As Corporate CIO of Ontario’s Management Board Secretariat, Greg Georgeff is the key driver of the e-government agenda in the biggest province in the country. He spoke recently with Chris Bishop of Public Sector Research Inc. Excerpts from their conversation follow:
Q. Now that the new government is well in place, what changes can we expect to see?
A. The government has clearly stated its commitment to move towards multi-year, priority-driven results-based planning, budgeting and reporting. The government has set priorities that will guide its actions over the next four years. Five key priorities have been established: education, health care, training, public safety and the development of a more participatory democratic environment. For each of these, a number of measurable outcomes have been established. To deliver on this, the following two key activities are being undertaken: Firstly, we are engaging with both the Ontario Public Service and the broader public service including agencies and commissions. Secondly, we are realigning planning within the CIO’s office to focus on the government’s key priorities, while developing strategies to deliver on results and performance targets we have established. We do not expect to make any significant changes in the I&IT organization in the coming year.
Q. There is a horizontal review of information technology under way. Can you tell us more about it?

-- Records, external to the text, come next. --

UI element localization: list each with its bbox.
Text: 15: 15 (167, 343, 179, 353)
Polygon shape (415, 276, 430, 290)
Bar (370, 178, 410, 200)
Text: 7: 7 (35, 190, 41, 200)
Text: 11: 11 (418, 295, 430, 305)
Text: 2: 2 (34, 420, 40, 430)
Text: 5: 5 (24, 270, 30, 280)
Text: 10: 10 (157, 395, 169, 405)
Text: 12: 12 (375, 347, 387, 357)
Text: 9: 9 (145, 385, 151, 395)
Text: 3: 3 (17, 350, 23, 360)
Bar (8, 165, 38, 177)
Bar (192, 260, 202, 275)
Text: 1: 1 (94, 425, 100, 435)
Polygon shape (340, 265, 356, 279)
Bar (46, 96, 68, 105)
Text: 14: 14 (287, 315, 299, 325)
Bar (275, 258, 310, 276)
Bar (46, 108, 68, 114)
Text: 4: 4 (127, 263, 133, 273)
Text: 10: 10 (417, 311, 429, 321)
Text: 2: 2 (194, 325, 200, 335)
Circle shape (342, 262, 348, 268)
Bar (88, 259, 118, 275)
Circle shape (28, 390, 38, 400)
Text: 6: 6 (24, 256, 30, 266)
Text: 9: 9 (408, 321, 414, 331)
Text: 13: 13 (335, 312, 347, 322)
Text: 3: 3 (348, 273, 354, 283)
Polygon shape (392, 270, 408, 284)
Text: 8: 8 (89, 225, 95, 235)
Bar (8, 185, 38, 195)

A. This is one of eight horizontal reviews taking place within the OPS. It will help the OPS become a more horizontal organization in the future, by reducing or eliminating some of the silo-based areas we now have. These horizontal reviews are an integral part of the broader results-based planning process. This process complements the ministry-specific planning with horizontal planning on issues of common interest. There are number of so called “quick hits” we are trying to leverage in the short run, but the bulk of the results will be available in the fall. . . . This two-stage approach has made us market sensitive. We expect our new efficiencies will enable us to approve new projects that are currently on our backlog of projects.
Q. There is increasing interest in e-democracy for voting and for getting citizen feedback. What steps are planned to make this a reality?
A. We have already conducted an ideas campaign throughout the OPS, which was an online consultation with Ontario’s Public Services employees. More than 11,000 ideas and suggestions were received during the campaign. Also there has been a great deal of pre-budget consultation through town hall meetings, an Internet site and other forums. A Democratic Renewal Secretariat has been established with the mandate to modernize the democratic process. As part of this we are testing several citizen engagement tools. A framework for developing a citizen engagement policy is under way.
Q. The Provincial Auditor was critical of consultant staffing last year. What is happening in response?
A. At Management Board we have approved a two-pronged strategy for reducing our reliance on consultants. We have tightened rules around the use of consultants and have focused on driving down costs. In cases where work is ongoing, we are moving to more cost effective ways of getting the work done. We are also in the process of changing the current vendors of record program so we can comply with this new direction more readily.
Q. GO e-2003 was completed last September. What will happen now in the e-government arena?
A. As you say, the GO e-2003 initiative was declared a success at Showcase Ontario 2003, the Ontario Government-sponsored IT conference and exhibition. Now we are moving forward based on the results of the horizontal review I mentioned earlier to determine appropriate strategic directions for I&IT going forward. We are going to be using what we call SMART guiding principles. We want the interaction to be seamless, measurable, accessible, responsive and trusted. We want to provide seamless access so that citizens don’t have to know which level of government is responsible for the service they need. One good example of that is the seniors portal developed with the federal government and the municipalities. We will be managing our infrastructure and all of our operations, including telecommunications and business services, and measuring our results through customer satisfaction surveys and by benchmarking against other jurisdictions. Also we are focused on being responsive to clients and accessible to them by making services available where and when they want them. Of course, while remaining open and accessible, we want to ensure that we are trusted.
Q. Some jurisdictions are using fairness commissioners during large procurements. Does Ontario have plans to use them?
A. Our procurement policy and IT procurement branch uses fairness commissioners and has been doing so for quite a while. In fact, there are several areas of the OPS that use fairness commissioners.
Q. What critical activities are you pursuing at this stage? Are there any major new projects on the horizon?
A. If there is one thing that keeps me awake at night, it is solving problems in the area of privacy, security and authentication. This is a huge task and we have made significant progress both within Ontario and also through our work with the Public Sector CIO Council. There is a huge potential for the private sector to help us here because we want to be able to deploy and use these capabilities on a pan-Canadian basis. We are searching for true interoperability on a truly global basis for some functions, for example the availability of a personal health record for use while travelling.